I have a memory experiment where on each trial, a 7 letter scrambled word is presented, and after a delay the participant is shown the intact word and has to type the previously seen scrambled word exactly as it appeared. They do this for 100 trials, and I collect 50 subjects worth of data. I score each trial from 0 to 7, where 7 means they got the order of letters exactly correct, 5 means they made a mistake on 2/7 letters, and 0 means they completely messed up the order of the letters.
What distribution would make the most sense for modeling this discrete and ordinal data? I'm assuming that it could be best characterized by a mixture of two underlying distributions, a random guessing distribution (randomly inputting letter orderings) and a non-guessing distribution (participant has at least some memory of the correct ordering). I am having trouble figuring out what kind of distribution (e.g., negative binomial, normal gaussian, etc.) would make the most sense to characterize these distributions.
Any thoughts are appreciated!
More details: As an example, it would be like showing COPPRON for a fraction of a second, and then showing POPCORN and asking the subject to correctly type the previously seen scrambled word. I am looking for a distribution that can characterize the 0-7 point scale data I would receive. So for the non-guessing distribution, I want a distribution that can be bounded from 0 to 7 (or 0 to 1 if I normalize the data) where there is likely a peak centered around the most common score that the subject showcased (probably 5 or 6 depending on the difficulty). For the random guessing distribution, it's the same, but it's the distribution that results if we assume a subject always randomly typing the ordering of the letters.

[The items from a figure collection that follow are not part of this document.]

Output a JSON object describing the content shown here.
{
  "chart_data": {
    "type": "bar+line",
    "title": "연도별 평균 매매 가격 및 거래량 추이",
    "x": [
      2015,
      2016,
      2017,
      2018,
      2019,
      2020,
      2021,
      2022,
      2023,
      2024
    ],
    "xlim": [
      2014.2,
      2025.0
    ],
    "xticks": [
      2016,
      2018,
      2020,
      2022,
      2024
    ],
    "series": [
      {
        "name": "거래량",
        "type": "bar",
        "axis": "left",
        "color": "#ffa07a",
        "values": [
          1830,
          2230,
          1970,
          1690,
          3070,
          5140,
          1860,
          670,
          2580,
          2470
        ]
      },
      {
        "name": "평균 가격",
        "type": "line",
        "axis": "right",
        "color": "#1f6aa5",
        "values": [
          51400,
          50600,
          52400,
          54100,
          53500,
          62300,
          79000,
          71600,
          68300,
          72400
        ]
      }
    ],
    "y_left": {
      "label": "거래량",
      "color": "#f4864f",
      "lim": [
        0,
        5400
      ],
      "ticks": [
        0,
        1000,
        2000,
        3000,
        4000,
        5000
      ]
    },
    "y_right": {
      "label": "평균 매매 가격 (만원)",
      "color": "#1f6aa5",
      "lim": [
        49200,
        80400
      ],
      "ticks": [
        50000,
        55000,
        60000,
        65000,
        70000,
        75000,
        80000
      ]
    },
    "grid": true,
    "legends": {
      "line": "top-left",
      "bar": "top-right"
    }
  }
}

I guess what I want to know is what type of distribution may be appropriate, in general, for characterizing discrete, bounded, ordinal data? The exact distribution parameters (like scale or shape) are not what I am interested in, rather the type of probability distribution that might make sense if we assume some sort of bounded distribution with a peak not at the boundaries.
For words with seven unique letters, the guessing distribution (where the subject simply writes the seven letters in some arbitrary order) has scores given by the Rencontres numbers. Fortunately, the Wikipedia plot summary gives the values for $n = 7$, so that the probability of a score of $k$ is simply
$$ \frac{D_{7, k}}{7!} = \frac{D_{7, k}}{5040} $$
where the exclamation point represents the factorial function. This can be approximated fairly closely by
$$ \frac{1}{k!e} $$
where $e \approx 2.71828$ is the base of the natural logarithm. Note that the distribution is to first order independent of the number of letters.
For words with repeated letters (e.g., where there are four permutations of P$_1$O$_1$P$_2$CO$_2$RN which leave the spelling unchanged), the distribution has no easy characterization. It's probably not too difficult to write a bit of code to brute force the exact probabilities.
As to a non-guessing distribution, that depends a lot on what you expect someone might remember. There's no standard for that. In your position, I'd probably just tabulate and see what you get in comparison to the guessing distribution. You can use something like chi-squared if you want something non-parametric, though it might be interesting to see if you get something that's easily parametrizable.